Originally published at: Otto Aerospace Touts AI Aircraft Design Tool - AVweb
Otto Aerospace leverages AI aircraft design in attempt to cut design time, enhance efficiency and lower emissions.
The AI generated video is really cool looking but the reality is that maintaining laminar flow over large aircraft surfaces at speeds in excess of 200 mph is extremely difficult even without windows in the aircraft. The the science and engineering on this topic has been well established for years and without active boundary layer control systems it is not practical. Even with them it is cost prohibitive. If you don’t want to do the research, at least do a little critical thinking here. The airlines go nuts if they can save 5% on their fuel costs. If an aircraft manufacturer could build an airliner that would save double that they would dominate the industry and sell planes faster than they could build them. Also note that the Celera 500 fell far short of its performance goals and never came close to being certified. I don’t know why I am even bothering to write this. Few people these days care about science, engineering, and facts.
Agree completely… thank you for adding science based sanity.
I guess I was wrong, some people do care about science, engineering, and facts. Thank you sir for your comment.
If people have stopped caring about science, engineering and facts, it may be because of what passes for S, E & F these days. The internet was supposed to be the information highway that would bring information to all people, elevating the knowledge of humans to unprecedented levels. Sadly, it wasn’t designed to distribute only valid and true information, nor is there any way for the novice to detect fact from fiction. Add in the human tendency to get an ego boost from publicly showing that they are informed and therefore above reproach and the pretended competence emerges, protected by the anonymity inherent in the internet. Thus one can pretend to be an expert for a while, dispensing techno-nonsense to people who can’t discern its fallacies and swallow it up—hook, line and sinker—then disappear when someone reveals them to be a fraud and reappear under a new alias for round two, three, four, … that ego boost can be addictive.

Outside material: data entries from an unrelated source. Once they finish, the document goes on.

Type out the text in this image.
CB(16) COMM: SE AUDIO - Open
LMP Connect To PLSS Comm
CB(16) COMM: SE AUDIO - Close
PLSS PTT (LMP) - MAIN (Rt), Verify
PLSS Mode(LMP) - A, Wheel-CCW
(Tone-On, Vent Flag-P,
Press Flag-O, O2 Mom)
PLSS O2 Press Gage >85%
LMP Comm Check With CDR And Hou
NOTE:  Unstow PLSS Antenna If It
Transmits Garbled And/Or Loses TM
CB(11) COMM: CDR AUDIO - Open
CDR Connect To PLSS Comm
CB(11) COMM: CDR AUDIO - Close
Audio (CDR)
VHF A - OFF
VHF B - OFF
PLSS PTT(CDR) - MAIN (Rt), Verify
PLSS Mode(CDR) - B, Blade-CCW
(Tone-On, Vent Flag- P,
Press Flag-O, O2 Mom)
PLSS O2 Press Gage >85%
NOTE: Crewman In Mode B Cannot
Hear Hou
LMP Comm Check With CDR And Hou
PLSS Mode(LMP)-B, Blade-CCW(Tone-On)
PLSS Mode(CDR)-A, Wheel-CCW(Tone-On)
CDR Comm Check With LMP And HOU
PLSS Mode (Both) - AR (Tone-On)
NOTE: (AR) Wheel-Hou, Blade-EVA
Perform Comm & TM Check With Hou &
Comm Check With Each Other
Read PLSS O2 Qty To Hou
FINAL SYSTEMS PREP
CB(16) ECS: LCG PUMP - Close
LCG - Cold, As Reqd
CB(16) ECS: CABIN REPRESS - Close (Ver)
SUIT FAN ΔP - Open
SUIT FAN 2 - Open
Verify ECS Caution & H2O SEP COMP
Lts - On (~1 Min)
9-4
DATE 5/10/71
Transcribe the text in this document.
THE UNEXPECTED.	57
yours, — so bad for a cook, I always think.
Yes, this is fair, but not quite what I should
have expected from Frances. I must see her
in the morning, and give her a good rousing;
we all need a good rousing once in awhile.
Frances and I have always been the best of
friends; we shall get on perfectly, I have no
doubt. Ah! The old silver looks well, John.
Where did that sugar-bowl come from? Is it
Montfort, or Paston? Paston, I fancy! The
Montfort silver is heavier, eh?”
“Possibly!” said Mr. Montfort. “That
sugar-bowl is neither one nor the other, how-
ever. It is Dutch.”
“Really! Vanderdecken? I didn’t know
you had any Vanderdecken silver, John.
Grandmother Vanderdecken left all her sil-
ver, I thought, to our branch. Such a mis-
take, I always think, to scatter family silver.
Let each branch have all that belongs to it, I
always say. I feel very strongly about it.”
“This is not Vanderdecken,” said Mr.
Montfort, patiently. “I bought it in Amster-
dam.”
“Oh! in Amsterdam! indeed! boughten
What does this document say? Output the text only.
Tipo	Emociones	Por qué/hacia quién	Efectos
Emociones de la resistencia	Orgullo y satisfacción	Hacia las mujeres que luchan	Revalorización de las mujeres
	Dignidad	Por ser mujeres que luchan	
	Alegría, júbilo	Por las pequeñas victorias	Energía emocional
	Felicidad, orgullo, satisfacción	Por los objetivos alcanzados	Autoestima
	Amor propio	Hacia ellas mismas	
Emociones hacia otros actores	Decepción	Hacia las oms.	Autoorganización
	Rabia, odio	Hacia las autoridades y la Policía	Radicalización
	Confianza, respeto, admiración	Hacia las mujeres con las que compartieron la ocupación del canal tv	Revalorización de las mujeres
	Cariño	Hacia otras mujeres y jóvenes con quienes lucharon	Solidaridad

If the books and magazines that substantially helped educate me in various aspects of aviation in my youth were similarly lacking in assumable authenticity and validity I can’t imagine what I would have done or become. The human brain has no capacity to deliberately forget anything and deliberately educating others (especially young enthusiasts) with false information to pretend competence for an ego boost should be criminal.
That is why I dread the growing reliance on AI to perform safety/reliability-sensitive work… who knows what info it was raised on or what it will feed itself when it matures. Tasking humans to keep an eye on it won’t work just as it hasn’t worked for monitoring autonomous vehicles. Humans don’t take kindly to just watching someone or something do anything, especially if the performance is generally excellent; they read a book while the car drives into pedestrians or fall asleep while the autopilot flies the airplane past the destination.